HOST: Ron House
Now before the Feast of the Passover, when Jesus knew that his hour had come to depart out of this world to the Father, having loved his own who were in the world, he loved them to the end. During supper, when the devil had already put it into the heart of Judas Iscariot, Simon’s son, to betray him, Jesus, knowing that the Father had given all things into his hands, and that he had come from God and was going back to God, rose from supper. He laid aside his outer garments, and taking a towel, tied it around his waist. Then he poured water into a basin and began to wash the disciples’ feet and to wipe them with the towel that was wrapped around him. He came to Simon Peter, who said to him, “Lord, do you wash my feet?” Jesus answered him, “What I am doing you do not understand now, but afterward you will understand.” Peter said to him, “You shall never wash my feet.” Jesus answered him, “If I do not wash you, you have no share with me.” Simon Peter said to him, “Lord, not my feet only but also my hands and my head!” Jesus said to him, “The one who has bathed does not need to wash, except for his feet, but is completely clean. And you are clean, but not every one of you.” For he knew who was to betray him; that was why he said, “Not all of you are clean.” When he had washed their feet and put on his outer garments and resumed his place, he said to them, “Do you understand what I have done to you? You call me Teacher and Lord, and you are right, for so I am. If I then, your Lord and Teacher, have washed your feet, you also ought to wash one another’s feet. For I have given you an example, that you also should do just as I have done to you. Truly, truly, I say to you, a servant is not greater than his master, nor is a messenger greater than the one who sent him. If you know these things, blessed are you if you do them.

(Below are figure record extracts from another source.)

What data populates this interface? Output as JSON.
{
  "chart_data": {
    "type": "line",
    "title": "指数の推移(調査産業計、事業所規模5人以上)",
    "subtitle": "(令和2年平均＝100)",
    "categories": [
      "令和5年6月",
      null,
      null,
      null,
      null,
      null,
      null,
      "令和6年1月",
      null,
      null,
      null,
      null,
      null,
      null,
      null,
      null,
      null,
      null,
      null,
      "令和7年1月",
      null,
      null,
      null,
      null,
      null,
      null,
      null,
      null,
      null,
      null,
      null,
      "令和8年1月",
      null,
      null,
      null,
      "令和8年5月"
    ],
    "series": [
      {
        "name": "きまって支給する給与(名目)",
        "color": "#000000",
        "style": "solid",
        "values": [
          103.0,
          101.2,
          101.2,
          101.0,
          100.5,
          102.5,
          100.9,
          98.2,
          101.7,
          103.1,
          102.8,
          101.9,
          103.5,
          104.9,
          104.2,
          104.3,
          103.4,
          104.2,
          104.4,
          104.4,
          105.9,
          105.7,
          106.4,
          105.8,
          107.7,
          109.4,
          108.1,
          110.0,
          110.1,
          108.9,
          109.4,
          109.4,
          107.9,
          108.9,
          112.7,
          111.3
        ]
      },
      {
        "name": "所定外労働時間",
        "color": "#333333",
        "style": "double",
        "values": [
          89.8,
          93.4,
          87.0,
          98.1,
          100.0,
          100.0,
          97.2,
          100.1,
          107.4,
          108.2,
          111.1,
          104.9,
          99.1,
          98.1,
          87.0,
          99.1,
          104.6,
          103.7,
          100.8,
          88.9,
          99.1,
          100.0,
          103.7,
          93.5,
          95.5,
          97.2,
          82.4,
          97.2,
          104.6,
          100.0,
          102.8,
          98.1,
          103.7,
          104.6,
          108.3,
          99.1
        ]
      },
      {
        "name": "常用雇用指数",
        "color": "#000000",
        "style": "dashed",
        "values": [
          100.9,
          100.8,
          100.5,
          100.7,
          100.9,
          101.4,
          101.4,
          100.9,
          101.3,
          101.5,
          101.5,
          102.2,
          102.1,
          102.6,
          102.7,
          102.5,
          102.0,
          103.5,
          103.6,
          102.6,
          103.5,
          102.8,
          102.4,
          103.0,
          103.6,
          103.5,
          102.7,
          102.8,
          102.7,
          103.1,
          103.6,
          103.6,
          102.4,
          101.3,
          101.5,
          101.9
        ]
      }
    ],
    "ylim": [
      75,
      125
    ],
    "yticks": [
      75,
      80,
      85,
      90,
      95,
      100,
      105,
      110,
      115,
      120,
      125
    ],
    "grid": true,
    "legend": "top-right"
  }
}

Jesus had often taught His disciples of the importance of humility and service, but as they met together in the upper room, Jesus gives them a powerful demonstration and example of those attributes. The job of foot-washing was reserved for the lowliest servant of the household. It was a demeaning and thankless job that no one wanted to do. But as the apostles are sitting around the table arguing over who will be the greatest (see yesterday’s reading), Jesus dons a towel and begins to serve the apostles in a remarkably humble way. What lesson does He hope to teach them through this act of service? That if He, their teacher and Lord (not to mention the Son of God), can humble Himself to perform this act of service, then they (and we) certainly should be willing to serve one another in whatever way we can. For the servant of God, no work is so lowly that it is beneath us. If we can show the love of God to others and bring glory to Him through our service, then we should always be ready and willing to take on the role of a servant.
Why is it so important to God that we be servants?
Don’t forget to pray and have a great day!